In other cases, however, having an opaque model may be unacceptable (for example, it is reasonable for job or loan applicants to want to understand why they were turned down) and even a hinderance in adoption and use (for example, a store manager likely wants to understand why the system is recommending a particular product mix for his or her store before acting on the advice). The ability to explain model outputs to stakeholders is a major lever in ensuring compliance with expanding regulatory and public expectations and in fostering trust to accelerate adoption. And it offers domain experts, frontline workers, and data scientists a common language through which to discuss model outputs, so they can root out potential biases well before models are thrust into the limelight.
The nascent but rapidly maturing field of “explainable AI” (sometimes referred to as XAI) is starting to offer tools—such as SHAP (SHapley Additive exPlanations), LIME (Local Interpretable Model-Agnostic Explanations), and activation atlases—that can remove the veil of mystery when it comes to AI predictions.
To ensure model outputs can easily be explained to stakeholders, leaders must probe their data-science teams on the types of models they use by, for example, challenging teams to show that they have chosen the simplest performant model (not the latest deep neural network) and demanding the use of explainability techniques for naturally opaque techniques (Exhibit 2). One analytics team at a media company routinely uses such explainable AI techniques for its marketing reports, so the executive team can understand not only which customers are most likely to churn within a given period but also why. XAI allows the use of more performant predictive models while enabling the marketing team to take data-driven preventive actions to reduce churn.

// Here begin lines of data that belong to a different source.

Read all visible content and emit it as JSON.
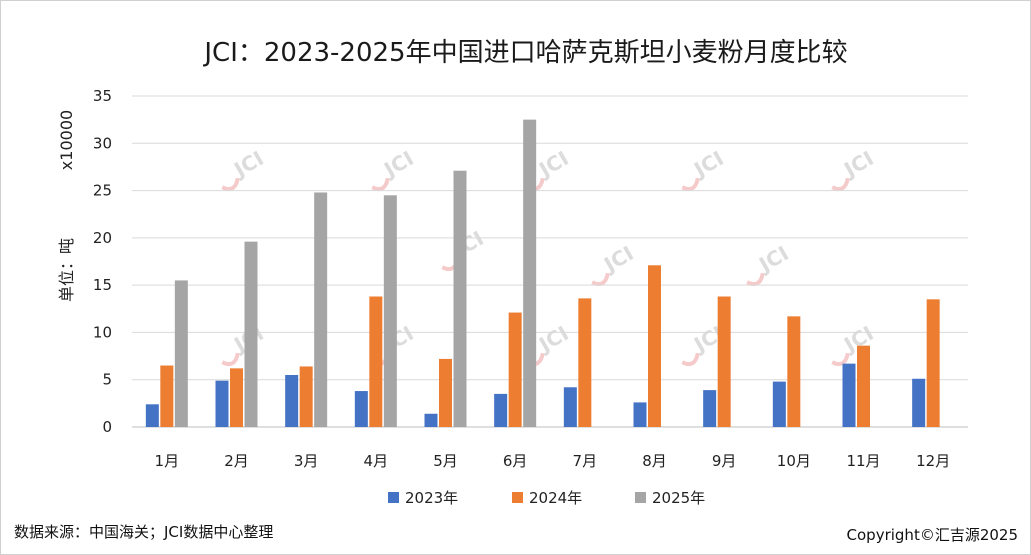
{
  "chart_data": {
    "type": "bar",
    "title": "JCI：2023-2025年中国进口哈萨克斯坦小麦粉月度比较",
    "ylabel": "单位：吨",
    "yunit": "x10000",
    "ylim": [
      0,
      35
    ],
    "yticks": [
      0,
      5,
      10,
      15,
      20,
      25,
      30,
      35
    ],
    "categories": [
      "1月",
      "2月",
      "3月",
      "4月",
      "5月",
      "6月",
      "7月",
      "8月",
      "9月",
      "10月",
      "11月",
      "12月"
    ],
    "series": [
      {
        "name": "2023年",
        "color": "#4472C4",
        "values": [
          2.4,
          4.9,
          5.5,
          3.8,
          1.4,
          3.5,
          4.2,
          2.6,
          3.9,
          4.8,
          6.7,
          5.1
        ]
      },
      {
        "name": "2024年",
        "color": "#ED7D31",
        "values": [
          6.5,
          6.2,
          6.4,
          13.8,
          7.2,
          12.1,
          13.6,
          17.1,
          13.8,
          11.7,
          8.6,
          13.5
        ]
      },
      {
        "name": "2025年",
        "color": "#A5A5A5",
        "values": [
          15.5,
          19.6,
          24.8,
          24.5,
          27.1,
          32.5,
          null,
          null,
          null,
          null,
          null,
          null
        ]
      }
    ],
    "legend_position": "bottom",
    "grid": true
  },
  "footer": {
    "source": "数据来源：中国海关；JCI数据中心整理",
    "copyright": "Copyright©汇吉源2025"
  },
  "watermark": "JCI"
}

There are no easy answers here. But leaders who sharpen and unpack their corporate values, build teams with a diversity of perspectives, create a language and a set of reference points to guide AI, and frequently engage with and challenge AI-development teams position themselves to create and use AI responsibly.
Importantly, responsible AI builds trust with both employees and consumers. Employees will trust the insights AI delivers and be more willing to use them in their day-to-day work and help ideate new ways to use AI to create value. Consumer trust gives you the right to use consumer data appropriately, and it is these data that power and continually improve AI. Consumers will be willing to use your AI-infused products because of the trust they have in your organization, and happy to use them because they just keep getting better. It’s a virtuous cycle that drives brand reputation and an organization’s ability to innovate and compete and, most important, enables society to benefit from the power of AI rather than suffer from its unintended consequences. And if that’s not something to be proud of, what is?